温馨摇头“看不清面容,只感觉到那是个普通士人,家境似乎也不宽裕,但眼神很坚定。他没有问逃亡者是谁,为什么被追捕,只是……开门,让他进来。”
“望门投止……”李宁低声念出这四个字。史书上的记载,此刻以如此鲜活而具体的方式呈现在眼前。那不是浪漫的传奇,而是黑夜中真实的恐惧、疲惫,以及陌生人的、不计后果的善意。
“那块砖,可能就是那个院子的。”季雅看向墙根,“收留张俭的宅院,可能在历史上的李宁城,也可能在别处。但这块砖被移到这里,阴差阳错,成了那个‘经过’的‘印记点’的载体。”
“那现在怎么办?”温馨问,“痕迹太弱了,而且还在消散。我们看到了一个片段,但张俭的‘踪迹’本身,似乎并不固定在这里。”
李宁沉思片刻,道“如果我们把张俭的‘文脉’理解为一种‘移动的踪迹’,那么,仅仅找到一个‘印记点’是不够的。我们需要找到他‘踪迹’的……‘轨迹’,或者至少,另一个点。”
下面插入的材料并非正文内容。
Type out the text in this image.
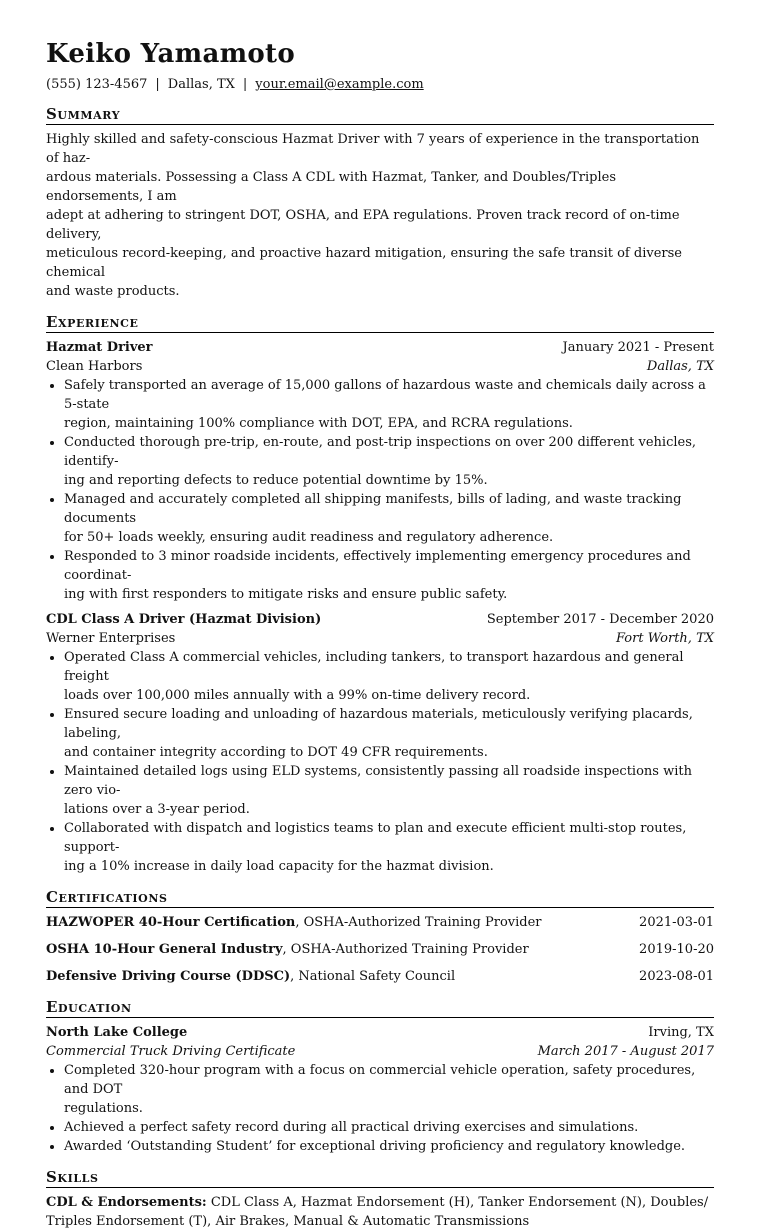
Keiko Yamamoto
(555) 123-4567 | Dallas, TX | your.email@example.com
Summary
Highly skilled and safety-conscious Hazmat Driver with 7 years of experience in the transportation of haz-
ardous materials. Possessing a Class A CDL with Hazmat, Tanker, and Doubles/Triples endorsements, I am
adept at adhering to stringent DOT, OSHA, and EPA regulations. Proven track record of on-time delivery,
meticulous record-keeping, and proactive hazard mitigation, ensuring the safe transit of diverse chemical
and waste products.
Experience
Hazmat Driver	January 2021 - Present
Clean Harbors	Dallas, TX
Safely transported an average of 15,000 gallons of hazardous waste and chemicals daily across a 5-state
region, maintaining 100% compliance with DOT, EPA, and RCRA regulations.
Conducted thorough pre-trip, en-route, and post-trip inspections on over 200 different vehicles, identify-
ing and reporting defects to reduce potential downtime by 15%.
Managed and accurately completed all shipping manifests, bills of lading, and waste tracking documents
for 50+ loads weekly, ensuring audit readiness and regulatory adherence.
Responded to 3 minor roadside incidents, effectively implementing emergency procedures and coordinat-
ing with first responders to mitigate risks and ensure public safety.
CDL Class A Driver (Hazmat Division)	September 2017 - December 2020
Werner Enterprises	Fort Worth, TX
Operated Class A commercial vehicles, including tankers, to transport hazardous and general freight
loads over 100,000 miles annually with a 99% on-time delivery record.
Ensured secure loading and unloading of hazardous materials, meticulously verifying placards, labeling,
and container integrity according to DOT 49 CFR requirements.
Maintained detailed logs using ELD systems, consistently passing all roadside inspections with zero vio-
lations over a 3-year period.
Collaborated with dispatch and logistics teams to plan and execute efficient multi-stop routes, support-
ing a 10% increase in daily load capacity for the hazmat division.
Certifications
HAZWOPER 40-Hour Certification, OSHA-Authorized Training Provider	2021-03-01
OSHA 10-Hour General Industry, OSHA-Authorized Training Provider	2019-10-20
Defensive Driving Course (DDSC), National Safety Council	2023-08-01
Education
North Lake College	Irving, TX
Commercial Truck Driving Certificate	March 2017 - August 2017
Completed 320-hour program with a focus on commercial vehicle operation, safety procedures, and DOT
regulations.
Achieved a perfect safety record during all practical driving exercises and simulations.
Awarded ‘Outstanding Student’ for exceptional driving proficiency and regulatory knowledge.
Skills
CDL & Endorsements: CDL Class A, Hazmat Endorsement (H), Tanker Endorsement (N), Doubles/
Triples Endorsement (T), Air Brakes, Manual & Automatic Transmissions
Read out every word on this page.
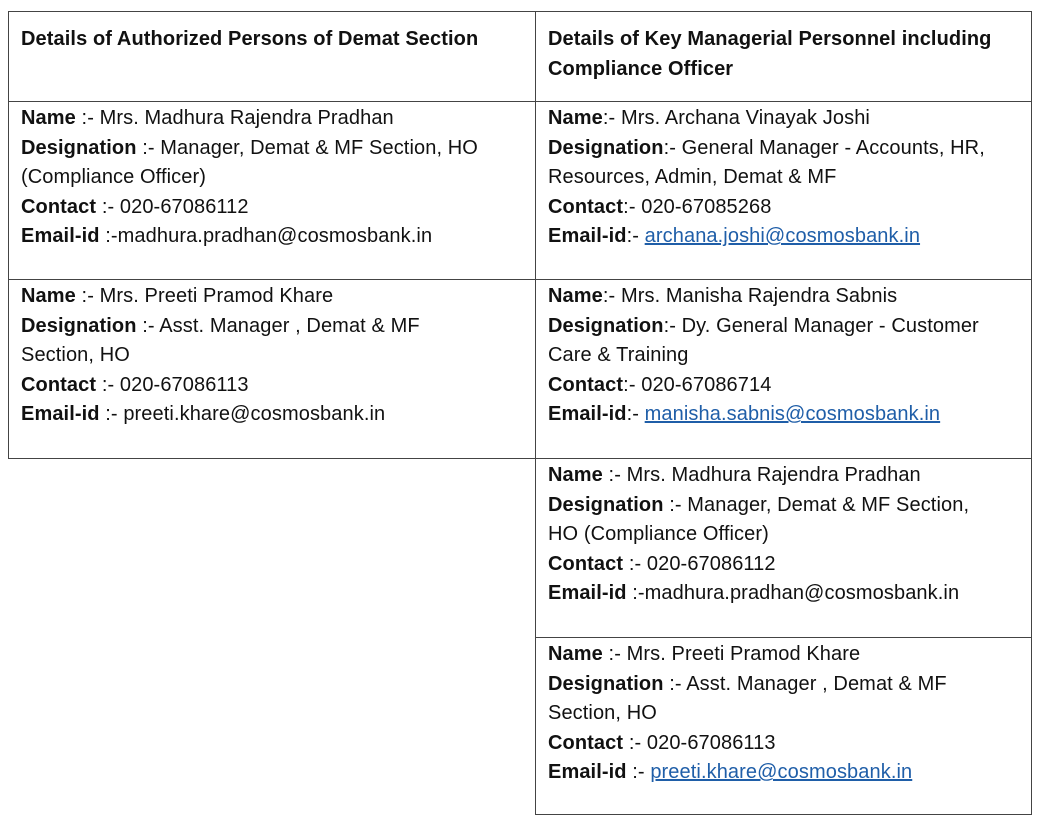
Details of Authorized Persons of Demat Section	Details of Key Managerial Personnel including Compliance Officer
Name :- Mrs. Madhura Rajendra Pradhan
Designation :- Manager, Demat & MF Section, HO
(Compliance Officer)
Contact :- 020-67086112
Email-id :-madhura.pradhan@cosmosbank.in
Name:- Mrs. Archana Vinayak Joshi
Designation:- General Manager - Accounts, HR,
Resources, Admin, Demat & MF
Contact:- 020-67085268
Email-id:- archana.joshi@cosmosbank.in
Name :- Mrs. Preeti Pramod Khare
Designation :- Asst. Manager , Demat & MF
Section, HO
Contact :- 020-67086113
Email-id :- preeti.khare@cosmosbank.in
Name:- Mrs. Manisha Rajendra Sabnis
Designation:- Dy. General Manager - Customer
Care & Training
Contact:- 020-67086714
Email-id:- manisha.sabnis@cosmosbank.in
Name :- Mrs. Madhura Rajendra Pradhan
Designation :- Manager, Demat & MF Section,
HO (Compliance Officer)
Contact :- 020-67086112
Email-id :-madhura.pradhan@cosmosbank.in
Name :- Mrs. Preeti Pramod Khare
Designation :- Asst. Manager , Demat & MF
Section, HO
Contact :- 020-67086113
Email-id :- preeti.khare@cosmosbank.in
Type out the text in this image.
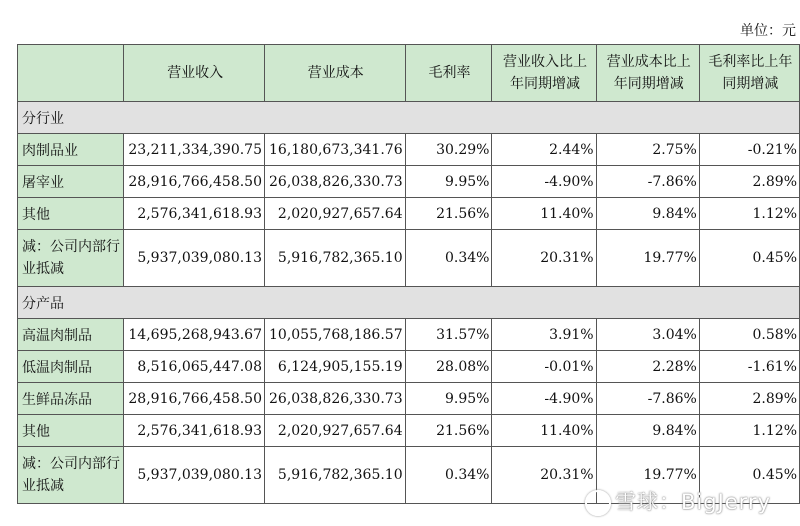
单位：元
	营业收入	营业成本	毛利率	营业收入比上年同期增减	营业成本比上年同期增减	毛利率比上年同期增减
分行业						
肉制品业	23,211,334,390.75	16,180,673,341.76	30.29%	2.44%	2.75%	-0.21%
屠宰业	28,916,766,458.50	26,038,826,330.73	9.95%	-4.90%	-7.86%	2.89%
其他	2,576,341,618.93	2,020,927,657.64	21.56%	11.40%	9.84%	1.12%
减：公司内部行业抵减	5,937,039,080.13	5,916,782,365.10	0.34%	20.31%	19.77%	0.45%
分产品						
高温肉制品	14,695,268,943.67	10,055,768,186.57	31.57%	3.91%	3.04%	0.58%
低温肉制品	8,516,065,447.08	6,124,905,155.19	28.08%	-0.01%	2.28%	-1.61%
生鲜品冻品	28,916,766,458.50	26,038,826,330.73	9.95%	-4.90%	-7.86%	2.89%
其他	2,576,341,618.93	2,020,927,657.64	21.56%	11.40%	9.84%	1.12%
减：公司内部行业抵减	5,937,039,080.13	5,916,782,365.10	0.34%	20.31%	19.77%	0.45%
雪球：BigJerry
他看向季雅“能不能通过这个点的‘稀薄’特性,反向追踪,看看有没有其他类似特性的点?既然他的‘经过’会留下这种文脉能量降低的痕迹,那么理论上,在同一个时空范围内,可能存在多个这样的点,连成一条……‘路径’?”
季雅眼睛一亮“有可能!这种‘稀薄’特性虽然微弱,但很特殊。我可以调整《文脉图》的监测参数,在更大范围内扫描具有类似‘能量低洼’特征的点位。但需要时间,而且范围不能太大,否则干扰太多。”
“先扫描文枢阁周边一公里。”李宁做出决定,“如果张俭的‘踪迹’最近在文枢阁附近出现过,那么他的活动范围可能就在这一带。我们以这个点为基准,寻找其他类似的‘稀薄点’。”
三人返回文枢阁。季雅立刻开始对上午捕捉到的那个短暂凹陷的数据进行深度分析,提取其能量“指纹”——那种极其特殊的、短暂的、轻微的密度降低模式。然后,她将这个“指纹”作为模板,输入《文脉图》的扫描程序,对文枢阁周边一公里半径进行地毯式匹配扫描。
这是个精细而耗时的活儿。那种凹陷特征太微弱,很容易被正常的能量波动掩盖。季雅不得不反复调整算法,过滤干扰。
温馨则继续维持着稀释版的“感知膜”,覆盖文枢阁主楼。虽然消耗不大,但长时间保持这种广泛而精微的感知,对精神仍是负担。她坐在工作室的椅子上,闭目凝神,玉璧在掌心散着稳定的暖意。
李宁也没闲着。他翻阅着所有能找到的关于张俭的史料,特别是其逃亡路线的考证。张俭是山阳高平人,因弹劾宦官侯览,被诬陷结党,遭到追捕。他逃亡途中,“望门投止,莫不重其名行,破家相容”,辗转多州郡,最终在塞外得以免祸。其逃亡路线涉及兖州、青州、徐州乃至幽州,跨度极大。历史上的李宁城(原宁李市)在这一带,东汉时属于……他查了查,大概在兖州或青州交界区域,但具体是否在张俭的逃亡路线上,史无明载。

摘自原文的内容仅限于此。